In my practice, I create images that evoke the border wall as a kaleidoscope. The Rio Grande Valley, Texas, a site of Gore Capitalism, is the new frontier for an interplanetary society. Within these borders - The US/Mexico
border wall, The United States Checkpoint, and the Kármán line 60 miles above us - strategies
of power are acted out. The assemblage of surveillance, physical barriers, policing, and mass
incarceration, contribute to sculpting a model migrant or citizen of the borderlands. This ideal
person is docile, resilient, able to withstand physical stress, underpaid, and not fast enough.
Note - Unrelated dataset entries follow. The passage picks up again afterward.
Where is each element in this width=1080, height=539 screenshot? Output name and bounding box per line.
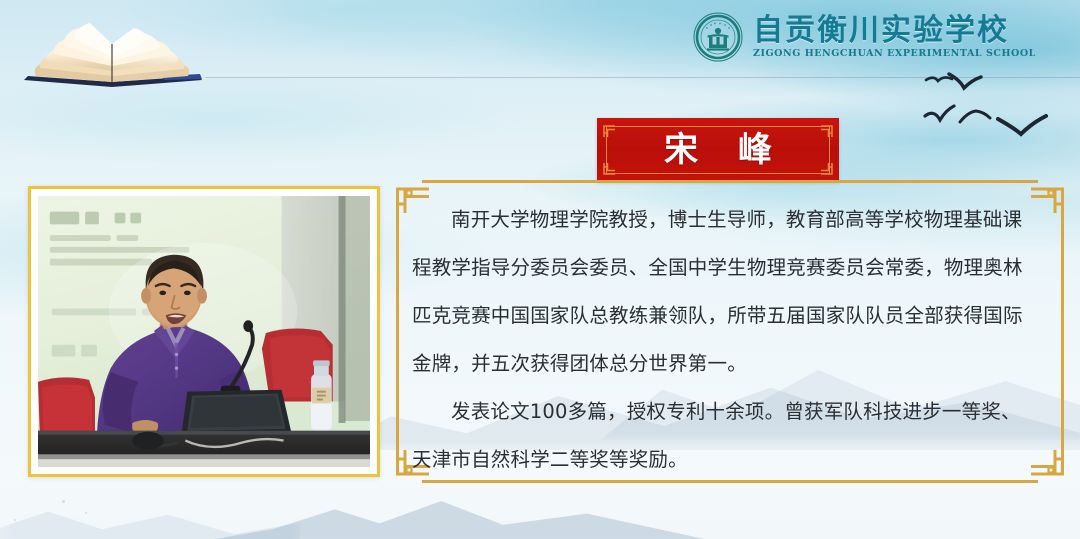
speaker-nameplate: 宋 峰 xyxy=(597,118,839,182)
background-speck xyxy=(85,512,87,514)
background-speck xyxy=(14,519,16,521)
speaker-bio: 南开大学物理学院教授，博士生导师，教育部高等学校物理基础课程教学指导分委员会委员… xyxy=(412,196,1036,484)
open-book-icon xyxy=(12,14,214,90)
flying-birds-icon xyxy=(880,68,1080,140)
school-logo: 自贡衡川实验学校 ZIGONG HENGCHUAN EXPERIMENTAL S… xyxy=(692,9,1036,65)
background-speck xyxy=(62,500,65,503)
speaker-name: 宋 峰 xyxy=(597,118,839,182)
slide-canvas: 自贡衡川实验学校 ZIGONG HENGCHUAN EXPERIMENTAL S… xyxy=(0,0,1080,539)
school-name-chinese: 自贡衡川实验学校 xyxy=(753,15,1036,47)
school-logo-text: 自贡衡川实验学校 ZIGONG HENGCHUAN EXPERIMENTAL S… xyxy=(753,15,1036,60)
speaker-photo-frame xyxy=(28,186,380,477)
school-name-english: ZIGONG HENGCHUAN EXPERIMENTAL SCHOOL xyxy=(753,48,1036,59)
bio-paragraph-1: 南开大学物理学院教授，博士生导师，教育部高等学校物理基础课程教学指导分委员会委员… xyxy=(412,196,1036,388)
bio-paragraph-2: 发表论文100多篇，授权专利十余项。曾获军队科技进步一等奖、天津市自然科学二等奖… xyxy=(412,388,1036,484)
school-emblem-icon xyxy=(692,11,744,63)
speaker-portrait-at-lectern xyxy=(38,196,370,467)
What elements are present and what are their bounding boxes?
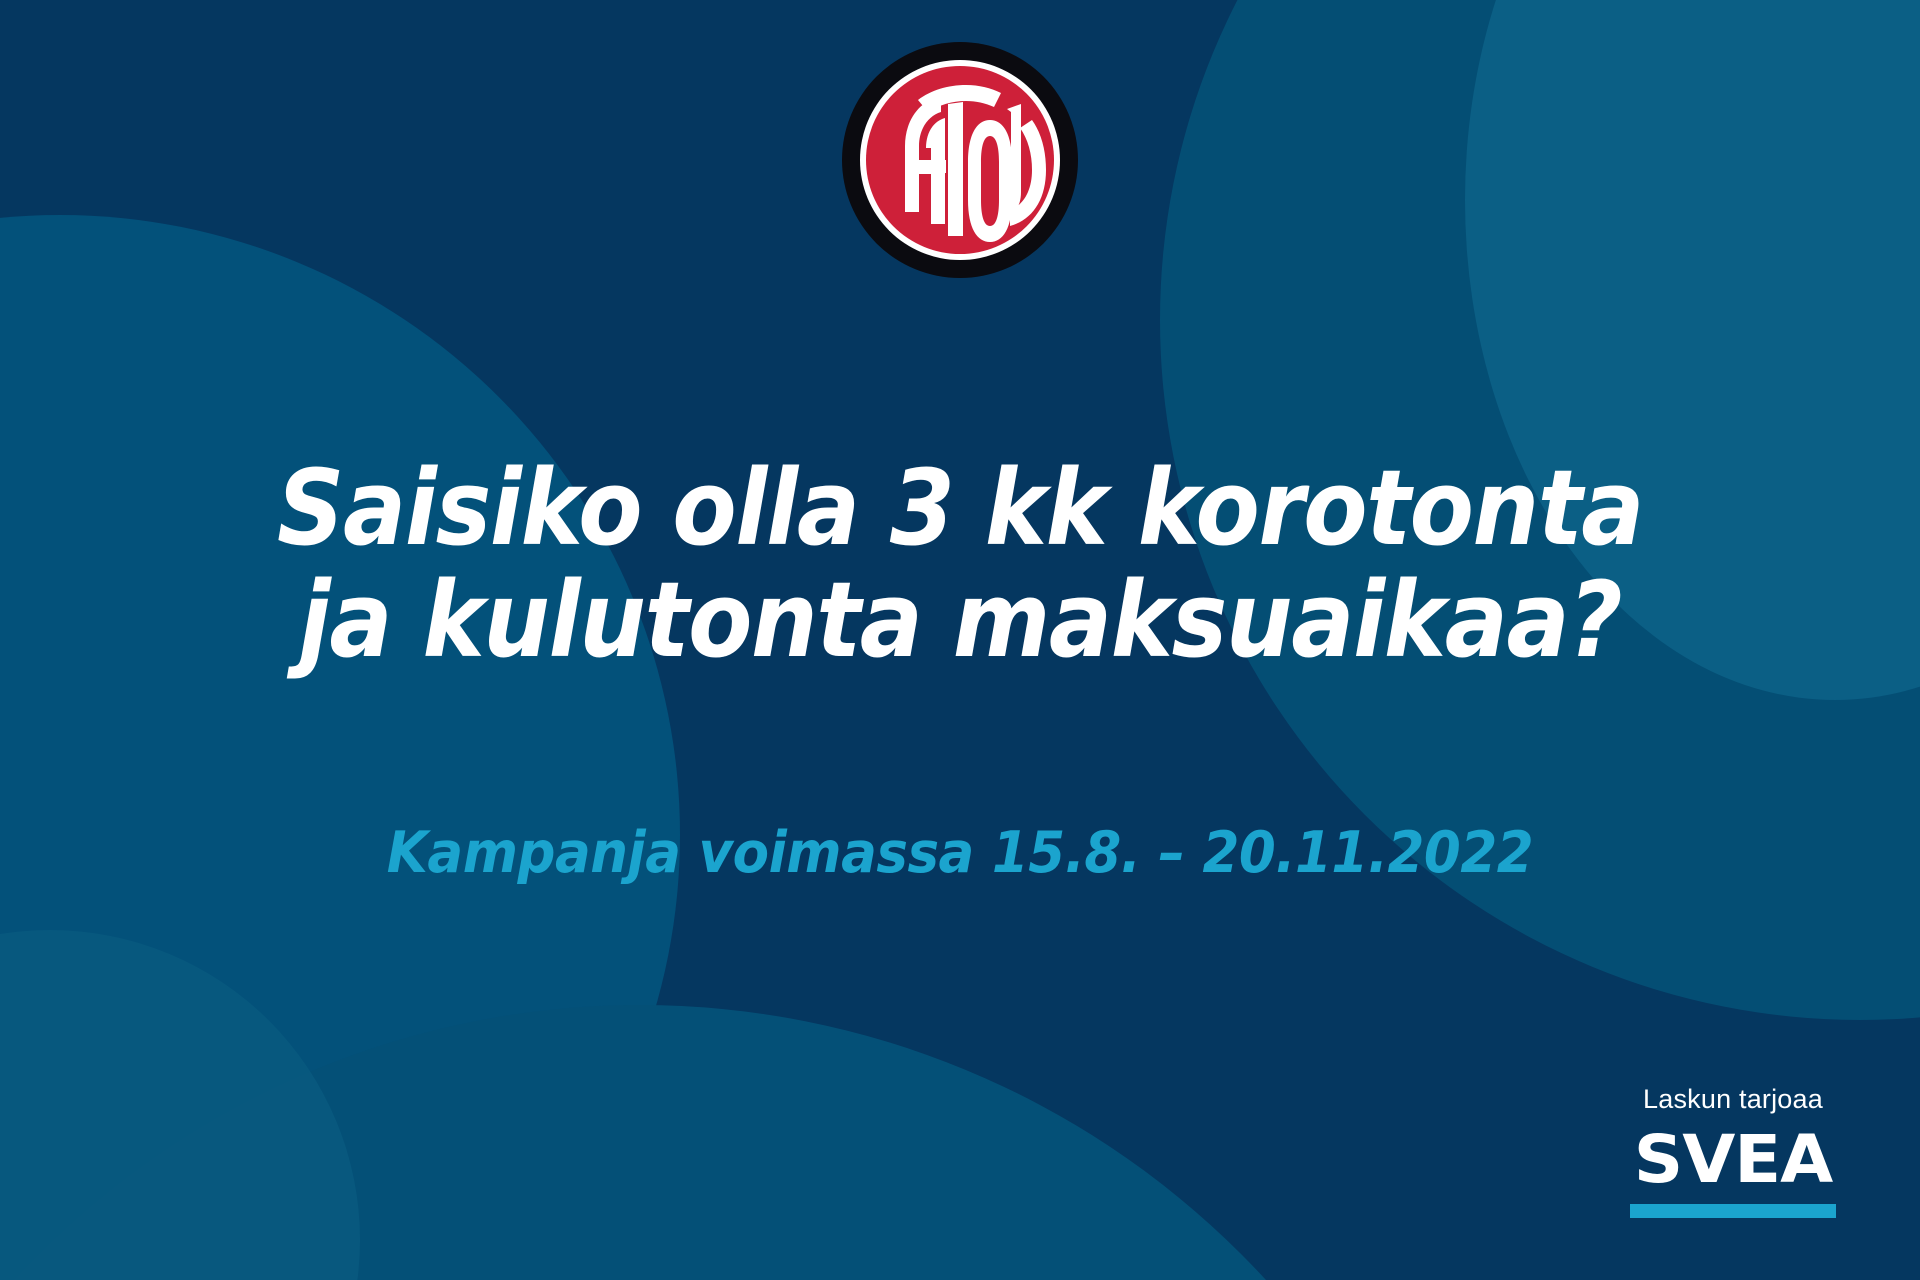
headline-line-1: Saisiko olla 3 kk korotonta	[96, 452, 1824, 564]
background-circle-bottom	[0, 1005, 1490, 1280]
svea-wordmark: SVEA	[1613, 1127, 1852, 1193]
headline-line-2: ja kulutonta maksuaikaa?	[96, 564, 1824, 676]
sponsor-lockup: Laskun tarjoaa SVEA	[1618, 1083, 1848, 1218]
campaign-banner: Saisiko olla 3 kk korotonta ja kulutonta…	[0, 0, 1920, 1280]
campaign-period-text: Kampanja voimassa 15.8. – 20.11.2022	[67, 818, 1853, 888]
page-title: Saisiko olla 3 kk korotonta ja kulutonta…	[0, 452, 1920, 676]
background-circle-left	[0, 215, 680, 1280]
atou-logo	[842, 42, 1078, 278]
background-circle-bottom-left	[0, 930, 360, 1280]
sponsor-kicker: Laskun tarjoaa	[1618, 1083, 1848, 1115]
svea-underline-bar	[1630, 1204, 1836, 1218]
In
my long-distance intimate auto-ethnographic studio, I engage in the standardization of image-making. Images are set in the past, present, and future, images as living landscapes,
portraiture, documentation, and fabrication of anthropological studies create a chain reaction of
mythological storytelling, crossing evidence with alchemy. My starting point is the presence of
aerospace factories in these lands. These companies are SpaceX and United Launch Alliance. I
appropriate from my father's labor as a factory worker, down to .001 inches of sweat. He worked
as a structural mechanic for 34 years at United Launch Alliance, an intimate relationship
between Lockheed Martin and Boeing in Harlingen, Texas. During breaks and dirty jokes, my
dad and his friends shot magically sanitized rivets, constructing the Atlas V rocket. The payload
faring includes the Mars Curiosity Rover as well as the means for space exploration,
colonization, warfare, surveillance satellites, militarized communications, and weather analysis. I
use curiosity and technical perfection in my gridded dioramas, large-scale inkjet prints, to
magnify the catastrophe of these worlds collapsing. The body is staged, shirtless, dusty, with
stainless steel reflection, sterilized for new lands.